Wirtschaftliche Interdependenz
Mehrmals haben die Amerikaner in den vergangenen Jahrzehnten bewiesen, wie überragend ihre Führungsrolle ist. Bei den Luftangriffen auf Libyen im Jahr 2011 spielten britische und französische Kampfjets zwar die Hauptrolle, doch ohne Beteiligung der USA wäre der Einsatz kaum möglich gewesen. Den Europäern fehlte wichtiges militärisches Gerät wie moderne Aufklärungs- und Tankflugzeuge. Ohne den amerikanischen Schutzschild müssten die Europäer viele dieser Waffen für teures Geld anschaffen.
Fast noch wichtiger als Jets und Raketen ist der politische Wille, diese auch einzusetzen – auch hier haben sich die Europäer sehr lang auf die Amerikaner verlassen. Gerade Staaten wie Deutschland zögern immer wieder, die eigenen Soldaten auf Kampfmissionen nach Syrien oder in andere Krisengebiete zu schicken.
Außerhalb der Sicherheitspolitik sind die Abhängigkeiten Europas von den USA weniger ausgeprägt. Amerika ist zwar mit einem Anteil von knapp 21 Prozent der wichtigste Abnehmer von Exporten aus der EU, wobei die Europäer den USA wesentlich mehr Güter liefern, als sie von dort beziehen – was von Trump heftig beklagt wird.

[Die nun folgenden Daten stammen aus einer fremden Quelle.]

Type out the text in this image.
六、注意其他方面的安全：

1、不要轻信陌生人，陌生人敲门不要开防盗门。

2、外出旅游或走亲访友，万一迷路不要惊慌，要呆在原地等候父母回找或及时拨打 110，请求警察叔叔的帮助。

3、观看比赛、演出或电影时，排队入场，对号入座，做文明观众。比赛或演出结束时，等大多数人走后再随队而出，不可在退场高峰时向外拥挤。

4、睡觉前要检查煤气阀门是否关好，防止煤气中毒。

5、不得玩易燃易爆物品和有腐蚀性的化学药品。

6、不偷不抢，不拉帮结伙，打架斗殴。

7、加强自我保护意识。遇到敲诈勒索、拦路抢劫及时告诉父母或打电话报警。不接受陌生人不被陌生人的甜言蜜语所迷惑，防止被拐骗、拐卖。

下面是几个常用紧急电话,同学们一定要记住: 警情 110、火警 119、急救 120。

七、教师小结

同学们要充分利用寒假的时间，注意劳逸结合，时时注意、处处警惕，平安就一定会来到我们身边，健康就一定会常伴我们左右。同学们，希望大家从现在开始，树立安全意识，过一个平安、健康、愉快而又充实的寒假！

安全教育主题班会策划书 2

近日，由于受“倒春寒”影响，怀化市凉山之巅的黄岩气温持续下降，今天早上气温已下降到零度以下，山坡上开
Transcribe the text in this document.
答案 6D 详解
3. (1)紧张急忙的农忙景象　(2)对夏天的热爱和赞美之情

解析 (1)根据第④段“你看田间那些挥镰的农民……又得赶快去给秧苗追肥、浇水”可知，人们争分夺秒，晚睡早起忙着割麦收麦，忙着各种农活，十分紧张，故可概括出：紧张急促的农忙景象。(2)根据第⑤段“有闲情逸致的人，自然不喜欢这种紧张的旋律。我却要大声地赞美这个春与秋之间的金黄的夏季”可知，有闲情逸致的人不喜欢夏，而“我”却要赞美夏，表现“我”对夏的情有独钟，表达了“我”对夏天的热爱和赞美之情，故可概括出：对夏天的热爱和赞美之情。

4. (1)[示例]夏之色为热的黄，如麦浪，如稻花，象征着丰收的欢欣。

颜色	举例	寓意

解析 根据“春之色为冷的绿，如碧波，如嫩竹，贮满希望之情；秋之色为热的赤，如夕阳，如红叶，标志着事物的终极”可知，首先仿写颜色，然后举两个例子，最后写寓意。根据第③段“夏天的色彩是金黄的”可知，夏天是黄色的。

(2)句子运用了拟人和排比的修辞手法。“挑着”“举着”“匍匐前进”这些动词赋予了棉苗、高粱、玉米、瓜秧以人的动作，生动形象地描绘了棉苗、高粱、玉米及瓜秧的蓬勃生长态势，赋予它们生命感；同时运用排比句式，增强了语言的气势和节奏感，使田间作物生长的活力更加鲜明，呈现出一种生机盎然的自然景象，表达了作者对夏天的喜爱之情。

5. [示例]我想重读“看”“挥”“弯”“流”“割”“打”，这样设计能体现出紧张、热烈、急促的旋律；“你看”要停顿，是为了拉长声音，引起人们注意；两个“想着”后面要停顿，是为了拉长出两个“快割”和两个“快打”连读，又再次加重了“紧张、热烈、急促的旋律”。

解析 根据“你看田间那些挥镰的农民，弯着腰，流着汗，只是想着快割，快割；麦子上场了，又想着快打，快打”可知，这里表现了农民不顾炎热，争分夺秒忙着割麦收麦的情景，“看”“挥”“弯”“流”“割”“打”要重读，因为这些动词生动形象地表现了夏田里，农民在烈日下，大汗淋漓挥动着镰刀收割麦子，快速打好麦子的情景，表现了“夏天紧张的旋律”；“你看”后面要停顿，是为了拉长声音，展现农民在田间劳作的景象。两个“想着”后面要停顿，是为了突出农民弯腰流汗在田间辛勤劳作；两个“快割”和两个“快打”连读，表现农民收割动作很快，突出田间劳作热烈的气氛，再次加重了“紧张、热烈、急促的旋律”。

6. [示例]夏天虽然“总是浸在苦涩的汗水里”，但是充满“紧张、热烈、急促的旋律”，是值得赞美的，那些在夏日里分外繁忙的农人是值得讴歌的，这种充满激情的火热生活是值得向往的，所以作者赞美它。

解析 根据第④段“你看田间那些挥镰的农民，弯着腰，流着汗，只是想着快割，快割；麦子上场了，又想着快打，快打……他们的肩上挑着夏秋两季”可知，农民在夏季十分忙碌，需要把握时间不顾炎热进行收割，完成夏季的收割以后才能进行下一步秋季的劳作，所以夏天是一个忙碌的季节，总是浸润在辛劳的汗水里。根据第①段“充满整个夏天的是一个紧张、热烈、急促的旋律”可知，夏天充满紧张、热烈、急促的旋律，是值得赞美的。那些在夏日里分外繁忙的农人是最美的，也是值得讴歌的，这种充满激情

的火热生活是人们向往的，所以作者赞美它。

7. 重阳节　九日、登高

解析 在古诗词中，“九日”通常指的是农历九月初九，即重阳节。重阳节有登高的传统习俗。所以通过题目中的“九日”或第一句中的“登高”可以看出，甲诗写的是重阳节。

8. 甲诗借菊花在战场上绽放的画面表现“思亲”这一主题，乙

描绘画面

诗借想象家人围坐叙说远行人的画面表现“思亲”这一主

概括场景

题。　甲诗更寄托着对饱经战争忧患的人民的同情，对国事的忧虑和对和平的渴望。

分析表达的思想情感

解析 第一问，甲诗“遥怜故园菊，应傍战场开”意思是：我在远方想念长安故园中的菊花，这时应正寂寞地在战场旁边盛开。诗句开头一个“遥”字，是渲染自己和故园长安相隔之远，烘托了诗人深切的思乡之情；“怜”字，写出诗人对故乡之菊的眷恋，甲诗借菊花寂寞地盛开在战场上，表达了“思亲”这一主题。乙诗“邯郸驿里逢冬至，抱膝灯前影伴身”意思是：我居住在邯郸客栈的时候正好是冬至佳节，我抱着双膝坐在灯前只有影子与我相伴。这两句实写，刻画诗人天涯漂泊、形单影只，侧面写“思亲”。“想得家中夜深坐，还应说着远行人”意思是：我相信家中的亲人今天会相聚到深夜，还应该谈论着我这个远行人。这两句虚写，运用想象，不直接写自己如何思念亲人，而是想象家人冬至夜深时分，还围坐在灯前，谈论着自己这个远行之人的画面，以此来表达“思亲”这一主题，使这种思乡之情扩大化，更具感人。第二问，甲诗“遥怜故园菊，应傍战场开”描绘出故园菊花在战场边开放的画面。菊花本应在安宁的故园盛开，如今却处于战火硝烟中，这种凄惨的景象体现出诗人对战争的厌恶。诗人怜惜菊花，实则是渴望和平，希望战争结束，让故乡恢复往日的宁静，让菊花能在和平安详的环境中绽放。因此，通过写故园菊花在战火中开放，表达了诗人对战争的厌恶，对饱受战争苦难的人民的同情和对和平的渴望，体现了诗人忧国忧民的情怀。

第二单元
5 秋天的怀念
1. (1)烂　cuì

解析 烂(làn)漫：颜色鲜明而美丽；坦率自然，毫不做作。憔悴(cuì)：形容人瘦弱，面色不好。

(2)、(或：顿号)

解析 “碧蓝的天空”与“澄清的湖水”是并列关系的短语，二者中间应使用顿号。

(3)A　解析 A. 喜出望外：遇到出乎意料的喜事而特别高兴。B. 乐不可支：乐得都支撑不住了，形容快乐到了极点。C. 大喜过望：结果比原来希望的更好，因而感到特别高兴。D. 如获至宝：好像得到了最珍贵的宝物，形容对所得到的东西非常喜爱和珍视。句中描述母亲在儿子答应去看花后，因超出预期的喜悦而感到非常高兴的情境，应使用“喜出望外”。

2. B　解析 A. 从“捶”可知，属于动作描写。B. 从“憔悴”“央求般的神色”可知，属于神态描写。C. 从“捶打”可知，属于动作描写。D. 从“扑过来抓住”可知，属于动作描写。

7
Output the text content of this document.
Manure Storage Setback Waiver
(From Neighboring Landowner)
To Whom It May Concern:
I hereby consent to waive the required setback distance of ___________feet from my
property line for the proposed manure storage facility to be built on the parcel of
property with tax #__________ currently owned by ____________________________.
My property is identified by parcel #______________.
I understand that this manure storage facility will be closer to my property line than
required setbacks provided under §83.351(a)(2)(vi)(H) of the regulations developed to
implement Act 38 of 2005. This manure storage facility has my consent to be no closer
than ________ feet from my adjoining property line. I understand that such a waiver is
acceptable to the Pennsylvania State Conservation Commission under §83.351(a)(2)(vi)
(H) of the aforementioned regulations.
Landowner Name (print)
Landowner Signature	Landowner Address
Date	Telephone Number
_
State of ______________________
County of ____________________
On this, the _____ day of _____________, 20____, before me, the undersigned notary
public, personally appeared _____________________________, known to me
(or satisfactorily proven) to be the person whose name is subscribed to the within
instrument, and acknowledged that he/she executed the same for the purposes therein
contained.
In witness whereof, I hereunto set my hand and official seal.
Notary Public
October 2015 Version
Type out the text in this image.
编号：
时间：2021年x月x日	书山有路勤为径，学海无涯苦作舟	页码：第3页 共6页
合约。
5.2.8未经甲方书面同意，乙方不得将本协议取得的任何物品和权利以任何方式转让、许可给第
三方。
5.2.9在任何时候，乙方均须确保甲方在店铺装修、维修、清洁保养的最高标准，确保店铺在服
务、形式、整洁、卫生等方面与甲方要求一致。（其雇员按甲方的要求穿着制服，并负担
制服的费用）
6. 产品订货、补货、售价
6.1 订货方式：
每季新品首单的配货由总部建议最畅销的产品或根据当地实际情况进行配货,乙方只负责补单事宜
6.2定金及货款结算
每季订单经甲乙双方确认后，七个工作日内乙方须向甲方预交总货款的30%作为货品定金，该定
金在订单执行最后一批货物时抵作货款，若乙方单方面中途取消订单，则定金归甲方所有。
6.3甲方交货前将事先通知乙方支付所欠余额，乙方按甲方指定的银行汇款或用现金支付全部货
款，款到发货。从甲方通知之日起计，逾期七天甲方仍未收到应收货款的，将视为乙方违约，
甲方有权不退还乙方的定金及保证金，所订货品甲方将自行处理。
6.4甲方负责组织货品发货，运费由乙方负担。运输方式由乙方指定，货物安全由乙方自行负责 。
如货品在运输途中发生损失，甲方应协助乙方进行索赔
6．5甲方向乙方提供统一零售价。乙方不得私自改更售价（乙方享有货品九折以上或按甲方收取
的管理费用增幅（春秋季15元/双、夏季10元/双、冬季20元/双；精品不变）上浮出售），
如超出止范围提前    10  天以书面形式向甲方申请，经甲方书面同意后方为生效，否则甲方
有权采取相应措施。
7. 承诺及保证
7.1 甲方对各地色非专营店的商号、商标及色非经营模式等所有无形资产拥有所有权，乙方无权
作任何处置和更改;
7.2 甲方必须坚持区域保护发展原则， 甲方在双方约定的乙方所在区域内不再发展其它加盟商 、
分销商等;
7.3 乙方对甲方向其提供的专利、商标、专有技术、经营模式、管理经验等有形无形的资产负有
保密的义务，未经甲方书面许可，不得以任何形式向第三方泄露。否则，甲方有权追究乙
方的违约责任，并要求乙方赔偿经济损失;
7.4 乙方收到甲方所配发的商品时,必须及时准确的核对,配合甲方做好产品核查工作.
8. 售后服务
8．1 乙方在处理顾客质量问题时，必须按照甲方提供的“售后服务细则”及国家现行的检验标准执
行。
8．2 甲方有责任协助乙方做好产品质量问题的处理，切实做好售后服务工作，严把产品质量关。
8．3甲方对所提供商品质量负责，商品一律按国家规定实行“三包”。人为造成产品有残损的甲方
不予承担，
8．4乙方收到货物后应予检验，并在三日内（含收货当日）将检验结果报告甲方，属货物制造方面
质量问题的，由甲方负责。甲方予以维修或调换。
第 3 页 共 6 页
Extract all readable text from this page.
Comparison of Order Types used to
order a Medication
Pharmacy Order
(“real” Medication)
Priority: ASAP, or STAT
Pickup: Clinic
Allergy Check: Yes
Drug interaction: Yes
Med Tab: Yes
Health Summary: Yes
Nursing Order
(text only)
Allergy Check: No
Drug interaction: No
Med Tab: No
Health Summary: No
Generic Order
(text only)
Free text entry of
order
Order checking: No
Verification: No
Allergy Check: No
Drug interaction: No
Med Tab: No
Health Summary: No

Umgekehrt ist die EU allerdings auch die wichtigste Zielregion amerikanischer Exporte. Auch sind die Ungleichgewichte im transatlantischen Handel nicht das Hauptproblem der USA: Das von Trump immer wieder kritisierte Außenhandelsdefizit der USA ist im Handelsaustausch mit China mehr als doppelt so hoch wie bei Importen und Exporten mit der EU.
Kulturelle Leitfunktion
Unbestritten ist dagegen die übermächtige kulturelle Leitfunktion der USA. Die westliche Lebensart wird seit dem Zweiten Weltkrieg entscheidend von amerikanischen Idealen und Produkten – von HollywoodFilmen über Kaugummi bis zu Smartphones – geprägt. US-Fernsehserien haben eine globale Fangemeinde, Schauspieler von Humphrey Bogart bis Johnny Depp werden auf der ganzen Welt angehimmelt, US-Popstars dominieren die Hitparaden überall. Anglizismen im Deutschen und in anderen Sprachen reflektieren, dass Amerika für viele immer noch „cool“ist.
Als weniger cool gälte wohl eine Erhöhung der Verteidigungsausgaben, die Europa erst recht anstreben müsste, wenn es sein Schicksal tatsächlich mehr in die eigene Hand nähme.